Even so, prolonged use of high boost (chasing the MotoGP bikes on lap one calls for very high speed) pushes up engine temperature, allowing engine intake air temperature to rise. To prevent this rise in the safety car’s engine, BMW injects water through three nozzles into the intake air plenum. Heat in the air causes the water to evaporate, bringing intake temperature down to a safe level—and maybe also allowing more boost to be used.
Car and Driver’s website attributes “production intent” to the system. Hmm, the R-4360 aircraft piston engines I had in my shop until recently were the -20WA variant, equipped with water injection pumps. Normally, those big engines were enriched 20 percent during take-off, the evaporation of the added extra fuel acting to keep high-boost air temperature down to safe levels. But water, whose evaporation sucks up a lot more heat than can gasoline, did an even better job, pulling intake temp down enough to allow safe use of increased supercharger boost. When such systems were used on fighter aircraft to boost combat power, the water was mixed 50/50 with methyl alcohol to prevent freezing. Either way, evaporative intake cooling could allow more boost to be used without provoking the detonation (engine knock) that would otherwise occur.

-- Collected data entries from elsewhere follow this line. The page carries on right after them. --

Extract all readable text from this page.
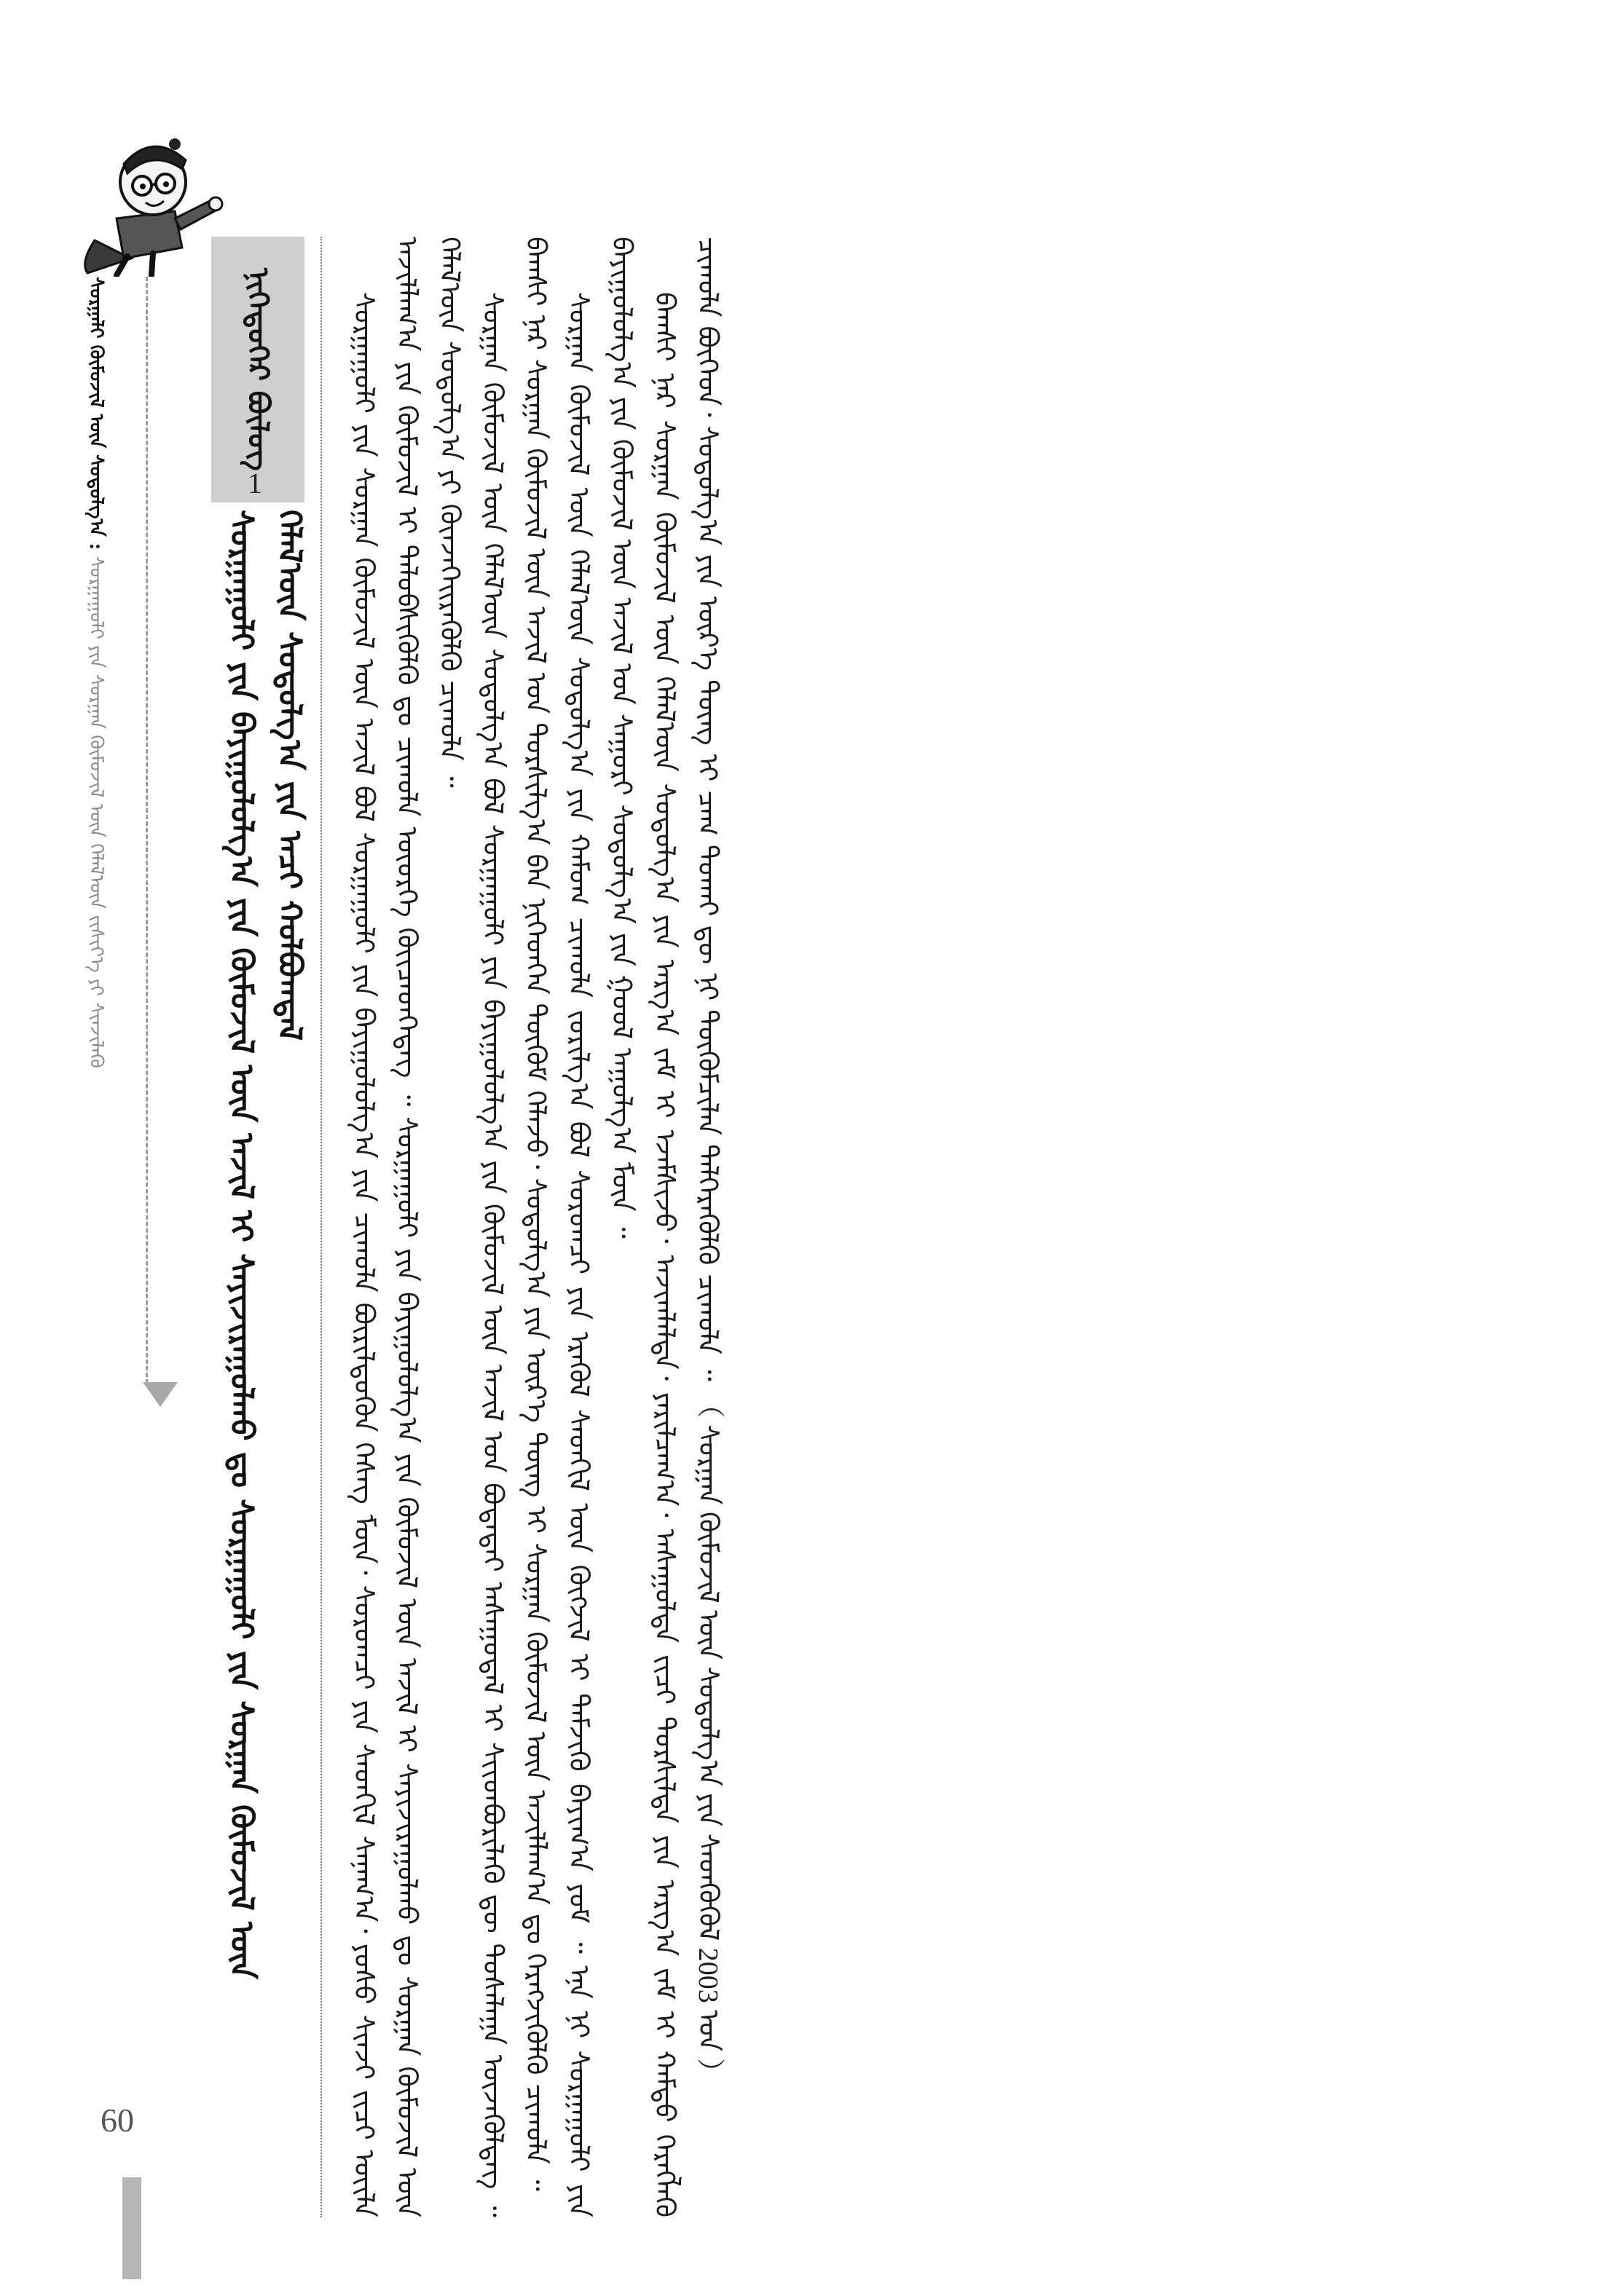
ᠰᠤᠷᠭᠠᠯᠢ ᠬᠦᠮᠦᠵᠢᠯ ᠦᠨ ᠰᠤᠳᠤᠯᠭ᠎ᠠ : ᠰᠤᠷᠭᠠᠭᠤᠯᠢ ᠶᠢᠨ ᠰᠤᠷᠭᠠᠨ ᠬᠦᠮᠦᠵᠢᠯ ᠦᠨ ᠬᠡᠯᠡᠯ᠎ᠦᠨ ᠵᠢᠱᠢᠶ᠎ᠡ ᠶᠢ ᠰᠢᠨᠵᠢᠯᠡᠬᠦ
ᠨᠢᠭᠡᠳᠦᠭᠡᠷ ᠪᠦᠯᠦᠭ
1
ᠰᠤᠷᠭᠠᠭᠤᠯᠢ ᠶᠢᠨ ᠪᠠᠶᠢᠭᠤᠯᠤᠯᠭ᠎ᠠ ᠶᠢᠨ ᠬᠦᠮᠦᠵᠢᠯ ᠦᠨ ᠠᠵᠢᠯ ᠢ ᠰᠠᠶᠢᠵᠢᠷᠠᠭᠤᠯᠬᠤ ᠳᠤ ᠰᠤᠷᠭᠠᠭᠤᠯᠢ ᠶᠢᠨ ᠰᠤᠷᠭᠠᠨ ᠬᠦᠮᠦᠵᠢᠯ ᠦᠨ ᠬᠡᠯᠡᠯ᠎ᠦᠨ ᠰᠤᠳᠤᠯᠭ᠎ᠠ ᠶᠢᠨ ᠠᠴᠢ ᠬᠣᠯᠪᠣᠭᠳᠠᠯ	ᠰᠤᠷᠭᠠᠭᠤᠯᠢ ᠶᠢᠨ ᠰᠤᠷᠭᠠᠨ ᠬᠦᠮᠦᠵᠢᠯ ᠦᠨ ᠠᠵᠢᠯ ᠪᠣᠯ ᠰᠤᠷᠭᠠᠭᠤᠯᠢ ᠶᠢᠨ ᠪᠠᠶᠢᠭᠤᠯᠤᠯᠭ᠎ᠠ ᠶᠢᠨ ᠴᠢᠬᠤᠯᠠ ᠪᠦᠷᠢᠯᠳᠦᠬᠦᠨ ᠬᠡᠰᠡᠭ ᠮᠥᠨ᠂ ᠰᠤᠷᠤᠭᠴᠢ ᠶᠢᠨ ᠰᠡᠳᠬᠢᠯ ᠰᠠᠨᠠᠭ᠎ᠠ᠂ ᠶᠣᠰᠣ ᠰᠢᠨᠵᠢ ᠵᠢᠴᠢ ᠦᠢᠯᠡ ᠠᠵᠢᠯᠯᠠᠭ᠎ᠠ ᠶᠢᠨ ᠬᠦᠮᠦᠵᠢᠯ ᠢ ᠲᠡᠯᠦᠪᠰᠢᠭᠦᠯᠬᠦ ᠳᠤ ᠴᠢᠬᠤᠯᠠ ᠦᠦᠷᠭᠡ ᠭᠦᠢᠴᠡᠳᠭᠡᠳᠡᠭ ᠃ ᠰᠤᠷᠭᠠᠭᠤᠯᠢ ᠶᠢᠨ ᠪᠠᠶᠢᠭᠤᠯᠤᠯᠭ᠎ᠠ ᠶᠢᠨ ᠬᠦᠮᠦᠵᠢᠯ ᠦᠨ ᠠᠵᠢᠯ ᠢ ᠰᠠᠶᠢᠵᠢᠷᠠᠭᠤᠯᠬᠤ ᠳᠤ ᠰᠤᠷᠭᠠᠨ ᠬᠦᠮᠦᠵᠢᠯ ᠦᠨ ᠬᠡᠯᠡᠯ᠎ᠦᠨ ᠰᠤᠳᠤᠯᠭ᠎ᠠ ᠶᠢ ᠭᠦᠨᠵᠡᠭᠡᠢᠷᠡᠭᠦᠯᠬᠦ ᠴᠢᠬᠤᠯᠠ ᠃ ᠰᠤᠷᠭᠠᠨ ᠬᠦᠮᠦᠵᠢᠯ ᠦᠨ ᠬᠡᠯᠡᠯ᠎ᠦᠨ ᠰᠤᠳᠤᠯᠭ᠎ᠠ ᠪᠣᠯ ᠰᠤᠷᠭᠠᠭᠤᠯᠢ ᠶᠢᠨ ᠪᠠᠶᠢᠭᠤᠯᠤᠯᠭ᠎ᠠ ᠶᠢᠨ ᠬᠦᠮᠦᠵᠢᠯ ᠦᠨ ᠠᠵᠢᠯ ᠤᠨ ᠪᠣᠳᠠᠳᠠᠢ ᠠᠰᠠᠭᠤᠳᠠᠯ ᠢ ᠰᠢᠢᠳᠪᠦᠷᠢᠯᠡᠬᠦ ᠳᠦ ᠲᠤᠰᠠᠯᠠᠭᠠ ᠦᠵᠡᠭᠦᠯᠳᠡᠭ ᠃ ᠪᠠᠭᠰᠢ ᠨᠠᠷ ᠰᠤᠷᠭᠠᠨ ᠬᠦᠮᠦᠵᠢᠯ ᠦᠨ ᠠᠵᠢᠯ ᠤᠨ ᠲᠤᠷᠰᠢᠯᠭ᠎ᠠ ᠪᠠᠨ ᠨᠢᠭᠡᠳᠬᠡᠨ ᠳᠦᠭᠦᠮ ᠬᠡᠯᠡᠵᠦ᠂ ᠰᠤᠳᠤᠯᠭ᠎ᠠ ᠶᠢᠨ ᠦᠷ᠎ᠡ ᠳᠦᠩ ᠢ ᠰᠤᠷᠭᠠᠨ ᠬᠦᠮᠦᠵᠢᠯ ᠦᠨ ᠠᠵᠢᠯᠯᠠᠭ᠎ᠠ ᠳᠤ ᠬᠡᠷᠡᠭᠵᠢᠭᠦᠯᠬᠦ ᠴᠢᠬᠤᠯᠠ ᠃ ᠰᠤᠷᠭᠠᠨ ᠬᠦᠮᠦᠵᠢᠯ ᠦᠨ ᠬᠡᠯᠡᠯ᠎ᠦᠨ ᠰᠤᠳᠤᠯᠭ᠎ᠠ ᠶᠢᠨ ᠬᠠᠮᠤᠭ ᠴᠢᠬᠤᠯᠠ ᠵᠣᠷᠢᠯᠭ᠎ᠠ ᠪᠣᠯ ᠰᠤᠷᠤᠭᠴᠢ ᠶᠢᠨ ᠡᠷᠡᠭᠦᠯ ᠰᠡᠳᠬᠢᠯ ᠦᠨ ᠬᠥᠭᠵᠢᠯ ᠢ ᠳᠡᠮᠵᠢᠬᠦ ᠪᠠᠶᠢᠭ᠎ᠠ ᠶᠤᠮ ᠃ ᠡᠨᠡ ᠨᠢ ᠰᠤᠷᠭᠠᠭᠤᠯᠢ ᠶᠢᠨ ᠪᠠᠶᠢᠭᠤᠯᠤᠯᠭ᠎ᠠ ᠶᠢᠨ ᠬᠦᠮᠦᠵᠢᠯ ᠦᠨ ᠠᠵᠢᠯ ᠤᠨ ᠰᠠᠭᠤᠷᠢ ᠰᠤᠳᠤᠯᠭ᠎ᠠ ᠶᠢᠨ ᠭᠣᠣᠯ ᠠᠭᠤᠯᠭ᠎ᠠ ᠮᠥᠨ ᠃ ᠪᠠᠭᠰᠢ ᠨᠠᠷ ᠰᠤᠷᠭᠠᠨ ᠬᠦᠮᠦᠵᠢᠯ ᠦᠨ ᠬᠡᠯᠡᠯ᠎ᠦᠨ ᠰᠤᠳᠤᠯᠭ᠎ᠠ ᠶᠢᠨ ᠠᠷᠭ᠎ᠠ ᠵᠠᠮ ᠢ ᠡᠵᠡᠮᠰᠢᠵᠦ᠂ ᠠᠵᠢᠭᠯᠠᠯᠲᠠ᠂ ᠶᠠᠷᠢᠯᠴᠠᠭ᠎ᠠ᠂ ᠠᠰᠠᠭᠤᠯᠲᠠ ᠵᠢᠴᠢ ᠳᠤᠷᠰᠢᠯᠲᠠ ᠶᠢᠨ ᠠᠷᠭ᠎ᠠ ᠵᠠᠮ ᠢ ᠬᠠᠮᠲᠤ ᠬᠡᠷᠡᠭᠯᠡᠬᠦ ᠴᠢᠬᠤᠯᠠ ᠪᠥᠭᠡᠳ᠂ ᠰᠤᠳᠤᠯᠭ᠎ᠠ ᠶᠢᠨ ᠦᠷ᠎ᠡ ᠳᠦᠩ ᠢ ᠴᠠᠭ ᠲᠤᠬᠠᠢ ᠳᠦ ᠨᠢ ᠳᠦᠭᠦᠮᠴᠢᠯᠡᠨ ᠳᠡᠯᠭᠡᠷᠡᠭᠦᠯᠬᠦ ᠴᠢᠬᠤᠯᠠ ᠃ （ ᠰᠤᠷᠭᠠᠨ ᠬᠦᠮᠦᠵᠢᠯ ᠦᠨ ᠰᠤᠳᠤᠯᠭ᠎ᠠ ᠶᠢᠨ ᠰᠡᠳᠬᠦᠭᠦᠯ 2003 ᠣᠨ ）

60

In the case of the BMW M4 safety car, 1.3 gallons of water are carried in a trunk-mounted tank. Water injection has been applied to auto engines before now, but today’s control electronics allow it to be used only when evaporation will be complete, preventing any liquid water from possibly being spattered onto cylinder walls whence it could be swept by the piston rings into the crankcase and oil.